Picasso jamais esqueceu a Espanha, mas precisou de Paris para se tornar um grande artista. Em 1900, a capital francesa já estava repleta de modernistas. O jovem Picasso emulou as cenas de vida noturna de Toulouse-Lautrec e não demorou a se deixar fascinar pela arte de Degas, Van Gogh e, acima de tudo, Cézanne. O período "rosa' de Picasso ecoa os trabalhos tardios de Degas, e Cézanne é o deus do cubismo. Picasso por fim enriqueceu o bastante para comprar um chateau aos pés do Mont Saint-Victoire, e se vangloriava de ser o proprietário de uma das paisagens pintadas por seu herói Cézanne. O artista espanhol está sepultado lá.

Esses grandes artistas franceses inspiraram os estilos em constante mutação de Picasso, e a cidade mesma - com sua boêmia e vida desregrada - alimentou sua imaginação. Em "Les Demoiselles d'Avignon", obra-prima angulosa e ameaçadora que ele pintou em 1907, Picasso tomou as mulheres que habitavam o Montmartre de Toulouse-Latrec e as reimaginou como descaradas terroristas do sexo.

Os primeiros dias de Picasso em Paris, vivendo no cambaio [edifício] Bateau-Lavoir, foram tumultuosos. Eventos como o banquete que ele deu em seu estúdio para Henri Rousseau, um artista genial que nunca havia treinado formalmente como pintor, se tornaram lendários.

Mas a Picasso de Paris também inclui a Rive Gauche e os cafés da região, nos quais, nos anos 30, ele descobriu o movimento surrealista. Quando viajei para cobrir a reabertura do Musée Picasso, no ano passado, encontrei o loft em que o pintor viveu nos anos 30, bem perto dos famosos cafés da Rive Gauche nos quais ele conversava sobre arte com intelectuais radicais. Foi no sótão em que ele vivia no edifício, construído no século 17, que ele pintou "Guernica".

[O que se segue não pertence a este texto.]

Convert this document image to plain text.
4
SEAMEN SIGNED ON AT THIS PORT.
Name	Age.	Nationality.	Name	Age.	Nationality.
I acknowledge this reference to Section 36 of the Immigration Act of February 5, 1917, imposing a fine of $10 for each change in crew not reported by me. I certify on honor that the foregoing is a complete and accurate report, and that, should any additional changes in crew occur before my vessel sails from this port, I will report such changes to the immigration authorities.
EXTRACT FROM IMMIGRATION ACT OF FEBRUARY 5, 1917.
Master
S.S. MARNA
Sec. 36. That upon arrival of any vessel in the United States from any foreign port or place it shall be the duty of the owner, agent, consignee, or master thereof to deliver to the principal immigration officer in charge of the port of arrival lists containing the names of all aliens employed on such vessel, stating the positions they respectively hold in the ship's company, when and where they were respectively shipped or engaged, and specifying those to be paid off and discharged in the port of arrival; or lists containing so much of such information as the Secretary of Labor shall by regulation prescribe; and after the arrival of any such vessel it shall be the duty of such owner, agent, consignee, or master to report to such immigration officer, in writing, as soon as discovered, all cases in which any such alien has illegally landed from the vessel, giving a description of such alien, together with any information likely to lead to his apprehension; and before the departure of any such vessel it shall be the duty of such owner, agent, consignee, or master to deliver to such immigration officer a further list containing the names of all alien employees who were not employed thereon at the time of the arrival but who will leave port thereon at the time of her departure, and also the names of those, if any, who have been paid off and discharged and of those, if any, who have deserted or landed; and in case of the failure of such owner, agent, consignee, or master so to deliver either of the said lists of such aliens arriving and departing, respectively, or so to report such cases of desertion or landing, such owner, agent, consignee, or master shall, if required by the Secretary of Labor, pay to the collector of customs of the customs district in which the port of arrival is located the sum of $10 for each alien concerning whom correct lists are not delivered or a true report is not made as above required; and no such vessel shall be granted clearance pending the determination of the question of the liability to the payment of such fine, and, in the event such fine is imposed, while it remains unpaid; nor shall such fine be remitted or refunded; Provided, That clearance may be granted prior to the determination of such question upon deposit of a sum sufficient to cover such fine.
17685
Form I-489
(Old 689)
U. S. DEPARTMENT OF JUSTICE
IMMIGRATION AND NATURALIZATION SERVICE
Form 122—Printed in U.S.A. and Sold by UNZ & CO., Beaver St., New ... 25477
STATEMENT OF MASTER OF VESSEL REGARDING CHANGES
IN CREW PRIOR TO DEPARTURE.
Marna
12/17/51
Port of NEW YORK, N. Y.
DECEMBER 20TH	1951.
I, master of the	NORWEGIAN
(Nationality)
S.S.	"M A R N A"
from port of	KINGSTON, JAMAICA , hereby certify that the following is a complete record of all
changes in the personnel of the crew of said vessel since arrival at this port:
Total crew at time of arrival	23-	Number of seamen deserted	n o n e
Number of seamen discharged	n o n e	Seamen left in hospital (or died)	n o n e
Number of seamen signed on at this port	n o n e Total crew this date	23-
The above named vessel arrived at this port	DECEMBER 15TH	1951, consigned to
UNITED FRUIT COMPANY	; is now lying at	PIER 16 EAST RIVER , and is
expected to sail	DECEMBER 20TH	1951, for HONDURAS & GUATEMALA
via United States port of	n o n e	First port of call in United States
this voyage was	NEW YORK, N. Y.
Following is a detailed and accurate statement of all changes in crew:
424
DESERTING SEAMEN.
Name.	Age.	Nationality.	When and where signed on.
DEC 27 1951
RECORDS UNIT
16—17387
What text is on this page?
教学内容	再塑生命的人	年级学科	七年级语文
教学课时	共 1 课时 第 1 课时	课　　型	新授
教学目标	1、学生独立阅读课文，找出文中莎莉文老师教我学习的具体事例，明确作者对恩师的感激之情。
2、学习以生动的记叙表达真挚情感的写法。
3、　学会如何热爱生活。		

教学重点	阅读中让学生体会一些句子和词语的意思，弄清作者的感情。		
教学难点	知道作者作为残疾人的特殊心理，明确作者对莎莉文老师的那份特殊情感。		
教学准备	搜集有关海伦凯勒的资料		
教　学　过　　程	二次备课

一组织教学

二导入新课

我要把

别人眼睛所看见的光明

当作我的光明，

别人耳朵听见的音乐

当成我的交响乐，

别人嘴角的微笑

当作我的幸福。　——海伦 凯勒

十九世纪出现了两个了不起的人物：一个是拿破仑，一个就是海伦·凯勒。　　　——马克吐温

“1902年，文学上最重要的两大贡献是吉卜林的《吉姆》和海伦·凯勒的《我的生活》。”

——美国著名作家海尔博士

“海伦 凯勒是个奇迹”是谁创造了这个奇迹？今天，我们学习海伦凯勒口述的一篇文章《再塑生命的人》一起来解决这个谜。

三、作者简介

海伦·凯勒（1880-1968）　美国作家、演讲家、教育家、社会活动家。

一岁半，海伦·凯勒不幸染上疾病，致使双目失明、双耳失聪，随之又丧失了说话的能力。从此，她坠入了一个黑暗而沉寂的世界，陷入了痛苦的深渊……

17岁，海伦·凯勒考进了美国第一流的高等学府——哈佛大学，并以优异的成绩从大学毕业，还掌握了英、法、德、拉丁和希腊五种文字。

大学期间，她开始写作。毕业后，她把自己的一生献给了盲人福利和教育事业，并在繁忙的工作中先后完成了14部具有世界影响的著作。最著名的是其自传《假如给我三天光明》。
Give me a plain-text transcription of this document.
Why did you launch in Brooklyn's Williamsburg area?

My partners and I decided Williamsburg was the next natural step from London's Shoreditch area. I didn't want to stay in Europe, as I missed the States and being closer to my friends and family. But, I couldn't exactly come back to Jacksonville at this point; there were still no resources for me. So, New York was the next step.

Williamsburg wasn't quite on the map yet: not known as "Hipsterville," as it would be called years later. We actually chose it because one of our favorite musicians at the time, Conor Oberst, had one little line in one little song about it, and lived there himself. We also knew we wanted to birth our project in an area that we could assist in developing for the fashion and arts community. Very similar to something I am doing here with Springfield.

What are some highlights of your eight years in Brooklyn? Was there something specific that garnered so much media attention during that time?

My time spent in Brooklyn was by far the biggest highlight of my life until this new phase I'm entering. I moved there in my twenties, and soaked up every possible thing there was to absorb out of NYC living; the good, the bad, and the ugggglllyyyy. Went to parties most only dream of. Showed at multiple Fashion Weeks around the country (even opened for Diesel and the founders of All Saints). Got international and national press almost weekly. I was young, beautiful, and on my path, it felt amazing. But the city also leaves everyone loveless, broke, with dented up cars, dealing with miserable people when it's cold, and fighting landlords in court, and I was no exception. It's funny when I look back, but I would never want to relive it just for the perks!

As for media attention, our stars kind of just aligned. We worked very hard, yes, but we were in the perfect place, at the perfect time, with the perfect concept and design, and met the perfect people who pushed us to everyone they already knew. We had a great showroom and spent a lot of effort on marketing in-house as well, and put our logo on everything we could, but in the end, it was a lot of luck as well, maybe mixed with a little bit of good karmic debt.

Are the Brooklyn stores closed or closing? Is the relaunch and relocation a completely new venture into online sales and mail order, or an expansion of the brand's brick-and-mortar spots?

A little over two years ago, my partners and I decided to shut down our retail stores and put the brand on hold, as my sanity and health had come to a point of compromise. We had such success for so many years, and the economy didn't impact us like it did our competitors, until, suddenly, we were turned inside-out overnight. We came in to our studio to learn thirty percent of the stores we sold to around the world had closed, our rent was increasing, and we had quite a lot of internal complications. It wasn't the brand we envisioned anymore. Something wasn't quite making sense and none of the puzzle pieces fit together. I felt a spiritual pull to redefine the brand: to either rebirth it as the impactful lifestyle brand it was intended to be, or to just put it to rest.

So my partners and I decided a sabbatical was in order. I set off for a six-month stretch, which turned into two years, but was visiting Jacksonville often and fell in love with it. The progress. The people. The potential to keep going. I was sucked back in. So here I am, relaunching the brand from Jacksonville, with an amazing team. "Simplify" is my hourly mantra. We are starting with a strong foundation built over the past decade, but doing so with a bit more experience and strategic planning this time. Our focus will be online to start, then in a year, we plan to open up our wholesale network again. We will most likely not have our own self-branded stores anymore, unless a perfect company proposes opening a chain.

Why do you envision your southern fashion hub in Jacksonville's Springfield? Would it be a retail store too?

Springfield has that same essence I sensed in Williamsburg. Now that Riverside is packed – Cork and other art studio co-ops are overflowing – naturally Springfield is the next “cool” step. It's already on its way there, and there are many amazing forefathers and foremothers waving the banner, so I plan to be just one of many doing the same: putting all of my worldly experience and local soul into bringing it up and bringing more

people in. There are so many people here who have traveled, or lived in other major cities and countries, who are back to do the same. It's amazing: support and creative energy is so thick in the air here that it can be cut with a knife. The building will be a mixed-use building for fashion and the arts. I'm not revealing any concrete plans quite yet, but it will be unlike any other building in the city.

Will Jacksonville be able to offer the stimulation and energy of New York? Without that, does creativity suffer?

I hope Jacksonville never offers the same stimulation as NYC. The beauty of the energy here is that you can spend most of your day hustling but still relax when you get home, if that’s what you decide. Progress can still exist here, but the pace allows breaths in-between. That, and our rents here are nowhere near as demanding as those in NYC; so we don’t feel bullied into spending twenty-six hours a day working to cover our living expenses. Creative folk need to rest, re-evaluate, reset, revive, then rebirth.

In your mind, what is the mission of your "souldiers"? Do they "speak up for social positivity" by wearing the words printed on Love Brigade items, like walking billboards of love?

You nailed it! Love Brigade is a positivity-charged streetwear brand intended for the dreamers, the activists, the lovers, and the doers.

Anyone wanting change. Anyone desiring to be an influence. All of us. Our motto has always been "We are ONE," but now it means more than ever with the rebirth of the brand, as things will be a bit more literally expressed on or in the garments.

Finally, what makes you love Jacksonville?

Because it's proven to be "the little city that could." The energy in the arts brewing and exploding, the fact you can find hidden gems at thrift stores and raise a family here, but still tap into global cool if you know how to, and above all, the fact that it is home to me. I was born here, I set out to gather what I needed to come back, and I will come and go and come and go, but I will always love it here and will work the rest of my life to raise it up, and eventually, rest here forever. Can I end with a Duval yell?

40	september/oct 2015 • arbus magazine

Interpretamos a maior obra de arte da era moderna, corretamente, como uma defesa da Espanha contra Franco e Hitler - o quadro de guerra de Picasso retrata a destruição da cidade basca de Guernica por bombas nazistas. Mas o quadro é muito francês. Foi criado naquele loft parisiense e saiu de lá direto para a Exposição Universal de Paris em 1937, onde foi exibido no pavilhão espanhol. Os restos do local da exposição - onde pavilhões nazistas e fascistas se defrontavam sombriamente - ainda existem, à beira do Sena.

"Guernica" não só foi pintado em Paris mas tem raízes profundas na história da arte, que Picasso mesmo lecionava no Louvre. A grande tradição francesa de pintura histórica, de Poussin a Géricault, um dos destaques do acervo do Louvre, flutua por trás do grande quadro histórico moderno pintado por Picasso.

"Guernica" e a Guerra Civil Espanhola foram, claro, o motivo para que Picasso passasse o resto da vida na França. A vitória de Franco e a destruição da democracia espanhola significaram que o artista, um homem de princípios, jamais tenha podido retornar ao seu país natal. Ele estipulou que o quadro "Guernica" só poderia ser restituído à Espanha depois da morte de Franco.

Picasso passou a Segunda Guerra Mundial em Paris, trabalhando discretamente e ajudando a Resistência. Seu desafio à ocupação nazista fez dele uma figura ainda mais indissociável da história da cidade.
Está bem. Picasso talvez não tenha sido francês. Mas foi com toda certeza parisiense.